Bekenntnis zum sichtbaren Volumen
Im offenen Wettbewerb zum neuen Schulhaus in Zürich-Unterstrass setzen sich Studio Urbaite und Michel Frey Landschaftsarchitekten mit einem klimagerechten Projekt durch. Direkt neben dem ikonischen Radiostudio entwickelt das Team mit dem Entwurf «Die zwei Türme» eine stimmige Vision und eine klare Antwort auf viele Probleme im Bauwesen.
Ersatzneubau Schulanlage Brunnenhof, Etappe 2, Zürich-Unterstrass
Projektwettbewerb im offenen Verfahren
Unweit des Verkehrshubs Bucheggplatz in Zürich-Unterstrass liegen die vielbefahrenen Achsen Hofwiesen- und Wehntalerstrasse, die die Quartiere Unter- und Oberstrass, Höngg und Oerlikon verbinden. Die städtebauliche Situation ist heterogen. Hier steht auch das ehemalige Radiostudio, dessen erste Etappe von Otto Dürr geplant und 1933 fertiggestellt wurde. In den folgenden Jahrzehnten entstanden Erweiterungstrakte von Max Bill mit Willy Roost. Heute ist das Ensemble teilweise denkmalgeschützt.
Westlich davon ist die Nachbarschaft seit einigen Jahren stark im Umbruch: Auf den Arealen «Guggach I–III» wichen die Schrebergärten nach und nach grossformatigen Wohnüberbauungen, die das restliche Quartier dank Arealbonus und ansteigender Topografie weit überragen. Vis-à-vis des Radiostudios sind im letzten Jahr die Wohnsiedlung «Guggach III» von Donet Schäfer Reimer Architekten und auch die neue Primarschule von Weyell Zipse Architekten fertig geworden. Auf der östlichen Seite stammt die Bausubstanz dagegen aus der Zeit von Anfang bis Mitte des 20. Jahrhunderts; die Wohn- und Gewerbebauten sind deutlich niedriger. Und so wirkt das Radiostudio wie ein Scharnier, das zwischen den unterschiedlichen städtebaulichen Welten vermittelt.
Unterirdischen Sporthallen gehört ein Ende gesetzt
Zusammen mit den neuen Wohnbauten stieg über die Jahre auch der Bedarf an Schulraum. Um diesem nachzukommen, wird das ehemalige SRF-Radiostudio nun in einem ersten Schritt durch Spillmann Echsle Architekten instand gesetzt und bis 2027 zu einer Sekundar- und Musikschule umgebaut. In einem weiteren Schritt soll ein Neubau die denkmalgeschützten Gebäudeteile ergänzen und den bestehenden Westflügel, den ehemaligen Sendetrakt, ersetzen.

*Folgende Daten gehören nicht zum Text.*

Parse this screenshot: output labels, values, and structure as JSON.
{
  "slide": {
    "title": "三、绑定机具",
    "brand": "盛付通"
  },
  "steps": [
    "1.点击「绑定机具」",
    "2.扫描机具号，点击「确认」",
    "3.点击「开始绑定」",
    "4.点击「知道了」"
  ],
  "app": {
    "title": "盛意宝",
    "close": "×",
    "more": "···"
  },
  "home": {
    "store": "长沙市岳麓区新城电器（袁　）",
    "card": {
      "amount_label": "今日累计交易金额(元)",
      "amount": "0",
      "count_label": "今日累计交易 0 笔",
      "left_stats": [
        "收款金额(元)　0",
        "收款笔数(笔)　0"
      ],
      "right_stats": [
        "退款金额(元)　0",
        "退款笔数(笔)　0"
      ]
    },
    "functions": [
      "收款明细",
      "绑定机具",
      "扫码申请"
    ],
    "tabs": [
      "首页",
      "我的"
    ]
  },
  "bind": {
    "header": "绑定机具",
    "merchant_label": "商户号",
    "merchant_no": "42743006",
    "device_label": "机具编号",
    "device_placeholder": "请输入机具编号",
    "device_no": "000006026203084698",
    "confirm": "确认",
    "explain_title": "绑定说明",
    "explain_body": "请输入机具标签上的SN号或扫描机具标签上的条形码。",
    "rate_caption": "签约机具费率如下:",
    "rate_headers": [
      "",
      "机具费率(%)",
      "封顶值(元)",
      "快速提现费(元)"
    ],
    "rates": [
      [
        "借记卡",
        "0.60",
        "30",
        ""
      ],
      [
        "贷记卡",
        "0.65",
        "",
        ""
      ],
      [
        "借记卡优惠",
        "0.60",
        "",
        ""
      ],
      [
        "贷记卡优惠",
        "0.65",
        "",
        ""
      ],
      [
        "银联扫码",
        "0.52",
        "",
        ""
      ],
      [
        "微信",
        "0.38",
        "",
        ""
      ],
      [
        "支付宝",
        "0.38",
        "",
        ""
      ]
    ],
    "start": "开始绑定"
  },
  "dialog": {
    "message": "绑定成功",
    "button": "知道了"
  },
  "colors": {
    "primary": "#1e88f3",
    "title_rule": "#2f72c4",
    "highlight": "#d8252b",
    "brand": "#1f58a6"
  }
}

Um ein passendes Projekt zu finden, gaben Immobilien Stadt Zürich, vertreten durch das Amt für Hochbauten, einen offenen Projektwettbewerb in Auftrag, bei dem 47 Teams einen Vorschlag einreichten. Neben neuen Räumlichkeiten für sechs weitere Sekundarschulklassen sollten die Teilnehmenden auch zwei Einfachsporthallen im Ersatzneubau unterbringen. Weiter sollten die Eingaben «die städtebauliche Situation klären und eine attraktive Gesamtsituation schaffen». Kein einfaches Unterfangen an diesem Ort.

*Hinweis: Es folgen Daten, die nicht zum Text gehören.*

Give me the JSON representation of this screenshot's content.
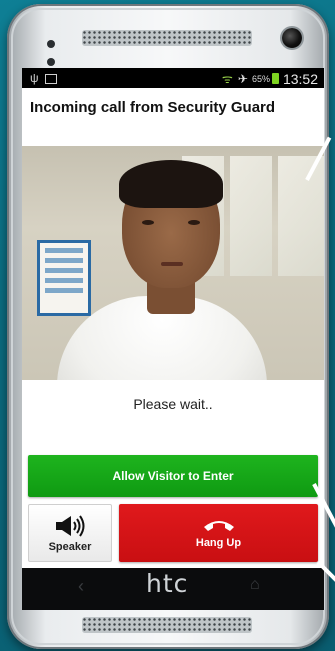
{
  "device": {
    "brand": "htc"
  },
  "status_bar": {
    "battery": "65%",
    "time": "13:52"
  },
  "call": {
    "title": "Incoming call from Security Guard",
    "status": "Please wait.."
  },
  "actions": {
    "allow": "Allow Visitor to Enter",
    "speaker": "Speaker",
    "hang_up": "Hang Up"
  },
  "icons": {
    "speaker": "speaker-volume-icon",
    "hang_up": "phone-hang-up-icon",
    "usb": "usb-icon",
    "image": "image-icon",
    "wifi": "wifi-icon",
    "airplane": "airplane-mode-icon",
    "battery": "battery-icon"
  },
  "colors": {
    "allow": "#12a315",
    "hang_up": "#d9161a",
    "background": "#0b6c80"
  }
}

Wer den aktuellen Trend für Schulbauten im Hoheitsgebiet der Stadt Zürich kennt, weiss: Bauliche Erweiterungen sollen nicht zulasten des Grünraums gehen. Um das Raumprogramm unterbringen zu können, wurden daher in den vergangenen Jahren zahlreiche Sporthallen in den Untergrund verbannt. Wer mit einem «quartierverträglichen» Entwurf an den Start ging, verbesserte seine Gewinnchancen um ein Vielfaches. Ein gutes Beispiel dafür ist der Wettbewerb um die Schulanlage Sirius in Zürich-Fluntern (vgl. TEC21 40/2023 «Sind unsere Ansprüche zu hoch?»). Hier schaffte es der Entwurf «Lebensräume», der das Raumprogramm beinahe als Ganzes oberirdisch organisierte, aus ebendiesem Grund nicht unter die rangierten Projekte.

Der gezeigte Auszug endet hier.